Abiri Maryam, Hassanlou Maryam, Narimani Nima, Zamani Marzieh, Moeini Zahra
Department of Medical Genetics, Faculty of Medicine, Iran University of Medical Sciences, Tehran, Iran.
Shahid Akbarabadi Clinical Research Development Unit, Iran University of Medical Sciences, Tehran, Iran.
J Family Reprod Health. 2021 Dec;15(4):271-274. doi: 10.18502/jfrh.v15i4.7896.
45, X is a very rare condition that usually results from Y/autosomal translocations or insertions. Here we present an infertile azoospermic man who had 45, X t(Yp;15) karyotype and deletion of AZF (azoospermia factor) gene region. A 35-year-old infertile azoospermic man with a typical male appearance came for infertility genetic counseling. He was infertile for more than ten years and had short height. High-resolution of metaphase chromosomes of 50 peripheral white blood cells were analyzed for karyotyping. Fluorescence in situ hybridization (FISH) analysis and Polymerase chain reaction (PCR) were done for SRY and AZF gene localization. Karyotyping and FISH analysis revealed 45, X t(Yp;15) karyotype and no mosaicism. More investigation on the Y chromosome revealed no deletion in the SRY region, but AZF a/b/c were deleted. It was revealed that Yp's subtelomeric region but not Yq was translocated to chromosome 15. This study shows that despite the lack of a complete Y chromosome in this person, the occurrence of secondary male traits is a result of the short arm translocation of the Y chromosome, which contains the (ex-determining region Y) SRY gene. Infertility is also due to the Y chromosomes long arm's deletion containing the AZF gene region.
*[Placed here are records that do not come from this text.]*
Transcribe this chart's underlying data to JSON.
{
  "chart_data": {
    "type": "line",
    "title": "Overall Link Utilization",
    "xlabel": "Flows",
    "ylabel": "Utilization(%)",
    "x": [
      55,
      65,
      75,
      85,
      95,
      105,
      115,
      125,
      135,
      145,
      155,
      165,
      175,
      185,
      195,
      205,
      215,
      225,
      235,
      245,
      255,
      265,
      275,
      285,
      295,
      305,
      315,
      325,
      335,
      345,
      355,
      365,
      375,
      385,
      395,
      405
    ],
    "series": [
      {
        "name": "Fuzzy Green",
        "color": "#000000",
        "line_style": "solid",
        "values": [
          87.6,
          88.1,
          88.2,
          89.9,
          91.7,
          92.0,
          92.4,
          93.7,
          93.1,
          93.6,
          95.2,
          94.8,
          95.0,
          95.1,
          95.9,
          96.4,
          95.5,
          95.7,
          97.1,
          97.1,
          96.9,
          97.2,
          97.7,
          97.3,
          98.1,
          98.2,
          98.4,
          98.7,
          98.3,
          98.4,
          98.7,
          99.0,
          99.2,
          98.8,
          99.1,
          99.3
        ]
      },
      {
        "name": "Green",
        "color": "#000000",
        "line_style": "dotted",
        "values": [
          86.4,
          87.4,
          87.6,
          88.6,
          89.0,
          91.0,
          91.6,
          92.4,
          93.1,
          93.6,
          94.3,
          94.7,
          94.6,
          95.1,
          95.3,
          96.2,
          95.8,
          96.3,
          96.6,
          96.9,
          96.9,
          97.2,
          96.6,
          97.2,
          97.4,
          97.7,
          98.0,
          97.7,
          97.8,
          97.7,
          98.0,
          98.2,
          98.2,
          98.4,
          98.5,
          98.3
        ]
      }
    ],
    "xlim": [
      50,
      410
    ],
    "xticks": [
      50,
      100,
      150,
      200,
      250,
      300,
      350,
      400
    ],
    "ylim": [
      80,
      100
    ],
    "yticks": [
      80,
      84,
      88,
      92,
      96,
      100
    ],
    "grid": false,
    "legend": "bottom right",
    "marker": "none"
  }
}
45,X是一种非常罕见的情况,通常由Y/常染色体易位或插入导致。在此,我们报告一名不育的无精子症男性,其核型为45,X t(Yp;15),且存在无精子症因子(AZF)基因区域的缺失。一名35岁外貌典型男性的不育无精子症患者前来进行不育症遗传咨询。他不育超过十年,身材矮小。对50个外周血白细胞的中期染色体进行高分辨率分析以进行核型分析。采用荧光原位杂交(FISH)分析和聚合酶链反应(PCR)进行SRY和AZF基因定位。核型分析和FISH分析显示为45,X t(Yp;15)核型,无嵌合体现象。对Y染色体的进一步研究表明,SRY区域无缺失,但AZF a/b/c区域缺失。结果显示Yp的亚端粒区域而非Yq易位至15号染色体。本研究表明,尽管该个体缺乏完整的Y染色体,但男性第二性征的出现是由于Y染色体短臂易位,该短臂包含(性别决定区域Y)SRY基因。不育也是由于Y染色体长臂缺失了包含AZF基因区域所致。